3 Hot Takes from Our “Promise and Perils of ChatGPT for PR Pros” Webinar

3 Hot Takes from our “Promise and Perils of ChatGPT for PR Pros” Webinar 

We partnered with Ragan Communications to host a webinar on “The Promise and Perils of ChatGPT for PR Pros.” PRophet Founder and CEO Aaron Kwittken led a panel of tech and communications experts including Alisa Miller, CEO and co-founder of Pluralytics; Alex Kelleher, president of Advantage Intelligence; and Barb Mosher Zinck, founder of BMZ Content Strategies and contributor at diginomica

The timely webinar dove into ChatGPT and its implications for communications professionals across the globe.
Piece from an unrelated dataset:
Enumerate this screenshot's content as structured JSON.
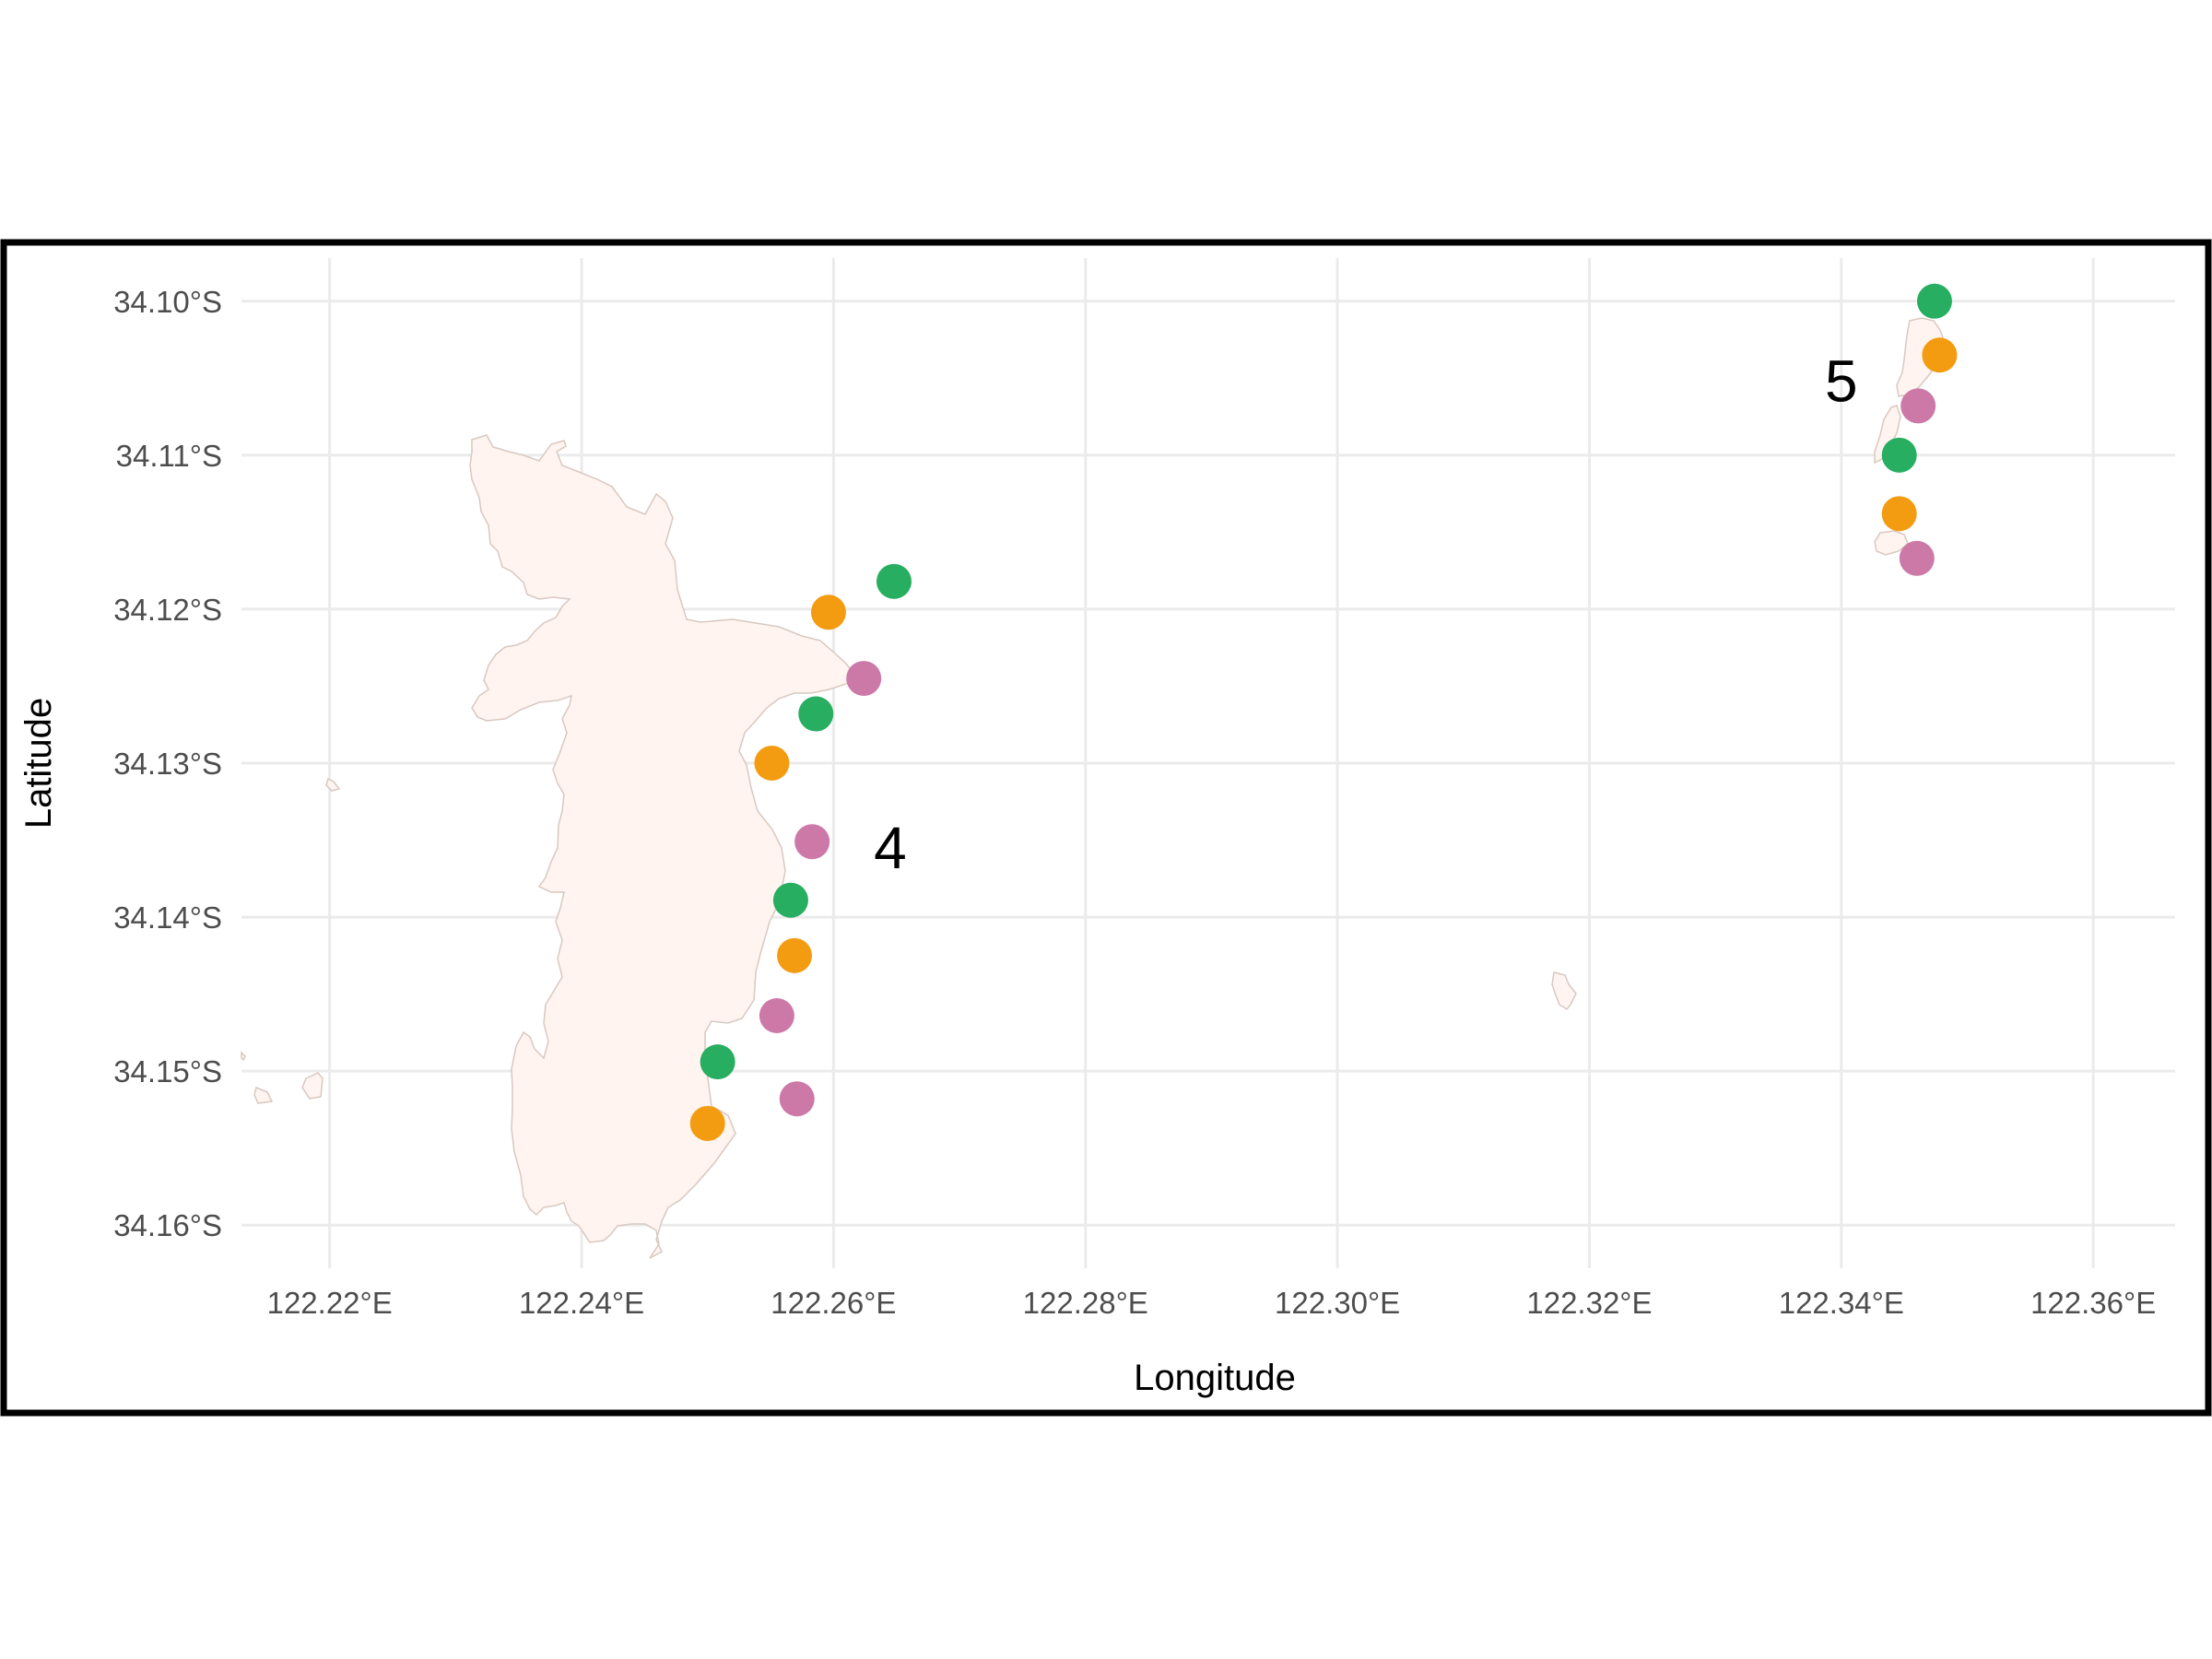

Read on for three key takeaways from our discussion:  

A necessary culture shift for PR pros 

“We can have all the tools in the world, but as modern PR folks, we need to get over our inferiority and our interiority complex,” said Kwittken.  

Inferiority complexes can arise from stressors such as small budgets and lack of recognition from stakeholders, while interiority complexes often stem from stubbornness — especially when it comes to embracing new technologies. Leaving these behind, PR pros can achieve greater results by working alongside AI tools like ChatGPT, showcasing value in new and innovative ways. Times are changing fast, and next-gen PR pros will need to embody “communications engineers,” meeting at the intersection of art and science to maximize performance. 
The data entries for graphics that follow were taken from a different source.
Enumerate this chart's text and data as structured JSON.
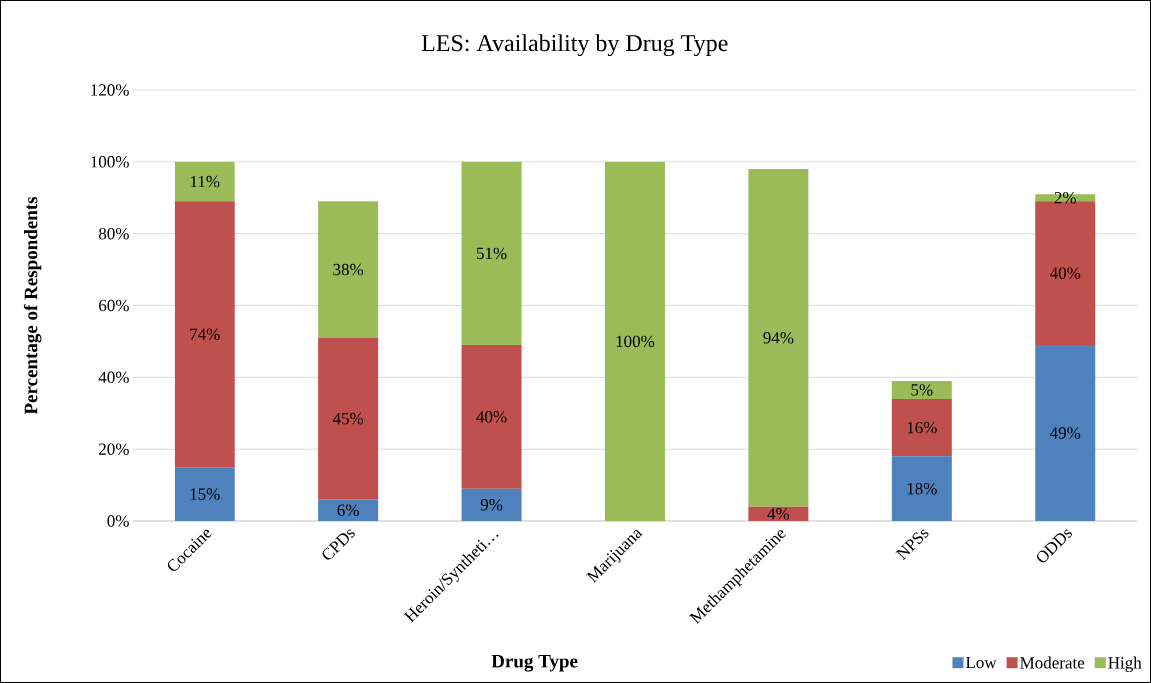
{
  "chart_data": {
    "type": "bar",
    "stacked": true,
    "title": "LES: Availability by Drug Type",
    "xlabel": "Drug Type",
    "ylabel": "Percentage of Respondents",
    "categories": [
      "Cocaine",
      "CPDs",
      "Heroin/Syntheti…",
      "Marijuana",
      "Methamphetamine",
      "NPSs",
      "ODDs"
    ],
    "series": [
      {
        "name": "Low",
        "color": "#4f81bd",
        "values": [
          15,
          6,
          9,
          0,
          0,
          18,
          49
        ],
        "value_labels": [
          "15%",
          "6%",
          "9%",
          null,
          null,
          "18%",
          "49%"
        ]
      },
      {
        "name": "Moderate",
        "color": "#c0504d",
        "values": [
          74,
          45,
          40,
          0,
          4,
          16,
          40
        ],
        "value_labels": [
          "74%",
          "45%",
          "40%",
          null,
          "4%",
          "16%",
          "40%"
        ]
      },
      {
        "name": "High",
        "color": "#9bbb59",
        "values": [
          11,
          38,
          51,
          100,
          94,
          5,
          2
        ],
        "value_labels": [
          "11%",
          "38%",
          "51%",
          "100%",
          "94%",
          "5%",
          "2%"
        ]
      }
    ],
    "ylim": [
      0,
      120
    ],
    "yticks": [
      {
        "value": 0,
        "label": "0%"
      },
      {
        "value": 20,
        "label": "20%"
      },
      {
        "value": 40,
        "label": "40%"
      },
      {
        "value": 60,
        "label": "60%"
      },
      {
        "value": 80,
        "label": "80%"
      },
      {
        "value": 100,
        "label": "100%"
      },
      {
        "value": 120,
        "label": "120%"
      }
    ],
    "grid": "y",
    "legend": "bottom right"
  }
}
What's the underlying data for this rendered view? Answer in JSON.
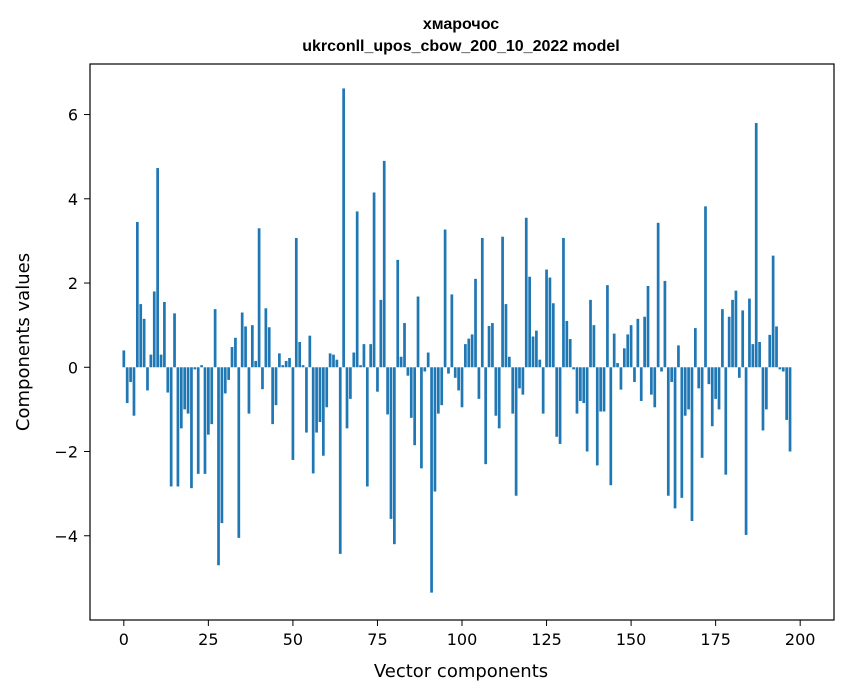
{
  "chart_data": {
    "type": "bar",
    "title": "хмарочос",
    "subtitle": "ukrconll_upos_cbow_200_10_2022 model",
    "xlabel": "Vector components",
    "ylabel": "Components values",
    "xlim": [
      -10,
      210
    ],
    "ylim": [
      -6,
      7.2
    ],
    "xticks": [
      0,
      25,
      50,
      75,
      100,
      125,
      150,
      175,
      200
    ],
    "yticks": [
      -4,
      -2,
      0,
      2,
      4,
      6
    ],
    "bar_color": "#1f77b4",
    "values": [
      0.4,
      -0.85,
      -0.35,
      -1.15,
      3.45,
      1.5,
      1.15,
      -0.55,
      0.3,
      1.8,
      4.73,
      0.3,
      1.55,
      -0.6,
      -2.83,
      1.28,
      -2.83,
      -1.45,
      -1.0,
      -1.1,
      -2.87,
      -0.05,
      -2.53,
      0.05,
      -2.53,
      -1.6,
      -1.35,
      1.38,
      -4.7,
      -3.7,
      -0.62,
      -0.3,
      0.48,
      0.7,
      -4.05,
      1.3,
      0.97,
      -1.1,
      1.0,
      0.15,
      3.3,
      -0.52,
      1.4,
      0.95,
      -1.35,
      -0.9,
      0.33,
      0.05,
      0.15,
      0.22,
      -2.2,
      3.07,
      0.6,
      0.05,
      -1.55,
      0.75,
      -2.52,
      -1.55,
      -1.3,
      -2.1,
      -0.95,
      0.33,
      0.3,
      0.18,
      -4.43,
      6.62,
      -1.45,
      -0.75,
      0.35,
      3.7,
      0.05,
      0.55,
      -2.83,
      0.55,
      4.15,
      -0.58,
      1.6,
      4.9,
      -1.12,
      -3.6,
      -4.2,
      2.55,
      0.25,
      1.05,
      -0.2,
      -1.2,
      -1.85,
      1.68,
      -2.4,
      -0.1,
      0.35,
      -5.35,
      -2.95,
      -1.1,
      -0.9,
      3.27,
      -0.15,
      1.73,
      -0.25,
      -0.55,
      -0.95,
      0.55,
      0.68,
      0.78,
      2.1,
      -0.75,
      3.07,
      -2.3,
      0.98,
      1.05,
      -1.15,
      -1.45,
      3.1,
      1.5,
      0.25,
      -1.1,
      -3.05,
      -0.5,
      -0.65,
      3.55,
      2.15,
      0.73,
      0.87,
      0.18,
      -1.1,
      2.32,
      2.13,
      1.52,
      -1.65,
      -1.82,
      3.07,
      1.1,
      0.67,
      -0.05,
      -1.1,
      -0.8,
      -0.85,
      -2.0,
      1.6,
      1.0,
      -2.33,
      -1.05,
      -1.05,
      1.95,
      -2.8,
      0.8,
      0.1,
      -0.53,
      0.45,
      0.78,
      1.0,
      -0.35,
      1.15,
      -0.8,
      1.2,
      1.93,
      -0.65,
      -0.95,
      3.43,
      -0.1,
      2.05,
      -3.05,
      -0.35,
      -3.35,
      0.52,
      -3.1,
      -1.15,
      -1.0,
      -3.65,
      0.93,
      -0.5,
      -2.15,
      3.82,
      -0.4,
      -1.4,
      -0.75,
      -1.0,
      1.38,
      -2.55,
      1.2,
      1.6,
      1.82,
      -0.25,
      1.35,
      -3.98,
      1.63,
      0.55,
      5.8,
      0.6,
      -1.5,
      -1.0,
      0.77,
      2.65,
      0.97,
      -0.05,
      -0.1,
      -1.25,
      -2.0
    ]
  }
}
ChatGPT won’t (successfully) replace writers 

“ChatGPT can do some impressive writing, but the voice is missing from the content; anyone could have written it,” said Mosher Zinck. “ChatGPT writes faster, but there’s a lack of humanity. But if I have to generate 10 different headlines, there’s a lot of potential there.” 

Currently, tools like ChatGPT work best as first draft generators and ideation assistants, helping human writers work more efficiently by avoiding the “blank page” struggles that come with kicking off a new project. From there, writers can then build upon the AI-generated copy, making the voice more distinct and human. In addition to adding color, human input ensures accuracy and mitigates plagiarism — two major obstacles facing the wider adoption of this technology. Although some companies will inevitably begin axing writers in favor of AI, most will learn the hard way that human input is still an integral component of high-quality content. 

Privacy is the priority  

“I think the privacy topic is really interesting,” said Kelleher. “The key use cases here are self-directed, but as we use these technologies that are going to learn about us, the question is what they’re learning about. Is that useful to us? Do we understand what they are learning about us, and do we have control over it?” 
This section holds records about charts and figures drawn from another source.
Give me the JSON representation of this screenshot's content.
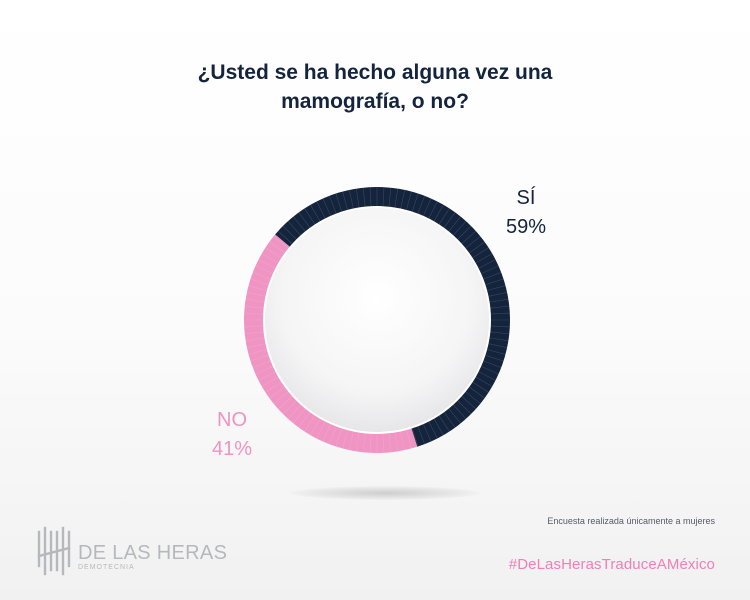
{
  "chart_data": {
    "type": "pie",
    "title": "¿Usted se ha hecho alguna vez una mamografía, o no?",
    "slices": [
      {
        "label": "SÍ",
        "value": 59,
        "display": "59%",
        "color": "#14243d"
      },
      {
        "label": "NO",
        "value": 41,
        "display": "41%",
        "color": "#ef94c3"
      }
    ]
  },
  "footer": {
    "note": "Encuesta realizada únicamente a mujeres",
    "hashtag": "#DeLasHerasTraduceAMéxico"
  },
  "brand": {
    "name": "DE LAS HERAS",
    "sub": "DEMOTECNIA"
  }
}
Privacy should always be top of mind when adopting new technologies. For PR practitioners, it’s important to have a strong understanding of the data that tools collect; however, many are guilty of not carefully reading the fine print of user agreements. Ideally, tools use our data to improve the product, but our data can also be used in ways we aren’t aware of — which could potentially have serious impacts for organizations. As the use cases of ChatGPT and other generative AI tools expand, companies investing in these tools will need to be proactive on data privacy instead of trying to figure it out retroactively.